When I was 12 years old I got drunk for the first time. It was New Year’s Eve and my mother entrusted my brother and I to hold down the fort while she slipped into her sparkly shoes and headed to a masquerade ball. As soon as she left I began chugging cheap champagne in the second story bathroom of our house. I locked the door and began crooning Springsteen tunes before passing out on the floor. My heroic older brother climbed on an outdoor window ledge in an attempt to rescue me from myself. He fell two stories through a thorn bush and landed on a brick wall in our garden below. I awoke the next day with my first hangover and was informed that my brother lay in critical condition at Georgetown hospital. He had almost died on the operating table in the early morning hours with my mother by his side. I blamed myself of course. How could I have been so selfish? I was all alone in my guilt and wished that I had fallen instead of him. I walked outside into our garden and sat down on the jagged bricks where he had landed. The winter winds were blowing and a single leaf floated down toward me. I held out my hand and it landed gently in my palm. The leaf was in the perfect shape of a heart. At this moment, I knew that my brother was going to pull through.
I believe that synchronistic events are fashioned by the will of the soul. It is the soul’s aim to help us restore balance in our psyche. When we are overcome with psychological pain our soul steps in. When our strong emotions sweep us into the eye of the storm our soul reaches out in its unconventional ways. In these moments of despair, our soul may appear through the creation of a synchronistic moment. These occurrences are meant to help us pause and recognize that we are still alive. These are the hours when our faith is challenged and we need reassurance the most. Synchronicities are nudges from the deepest place of love that inhabits our psyche. They are torches in the darkest cave of the unconscious that allow us to glimpse that suffering will end. And it always does.
Synchronicity was instrumental in my own journey toward healing as well. In my late twenties I became severely addicted to drugs and alcohol. I sequestered myself to a small studio apartment in Venice, California where I frantically searched for my lost identity. I did not feel like I belonged in the world and was bereft of hope. I was in a deeply depressed state and felt like I could not go on. The voices in my head disallowed me to sleep so I paced frantically over the manmade canals of my neighborhood. And I seriously thought about jumping in. As I sat on the edge of the muddy banks a paperback book bobbed in the water beneath my feet. It was a poetry book by Pablo Neruda that someone had launched off a nearby bridge.

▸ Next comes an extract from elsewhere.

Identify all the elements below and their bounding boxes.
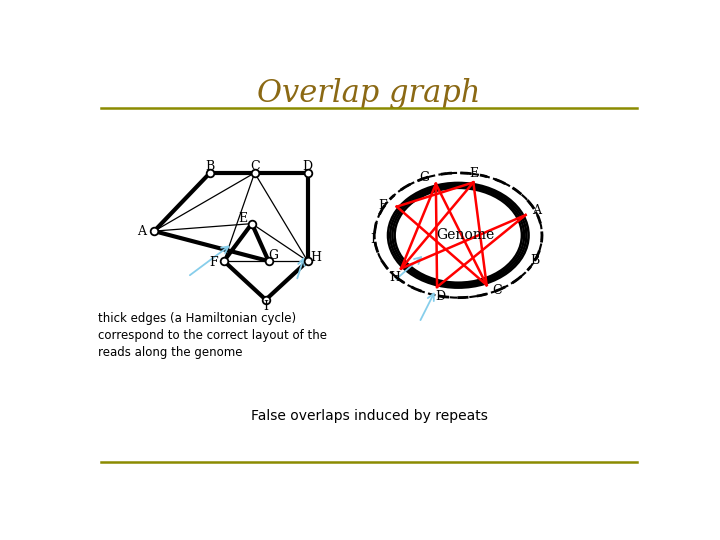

I began to read the first poem and was immediately overwhelmed by its deliberate connection to my own life. The poem spoke about restoring hope through the recognition of small things. I peered to my left and saw a bluebird watching me. I raised my head and saw the sun rise over the palm trees. My sadness disappeared as I read the words. For the first time in many months I felt a calmness wash over me. That was the moment that I began a new way of life. It was the most important moment I have ever had. In that instant I believed that Neruda had written his poem just for me. I believed it with every fiber of my being. In that belief I found my voice again.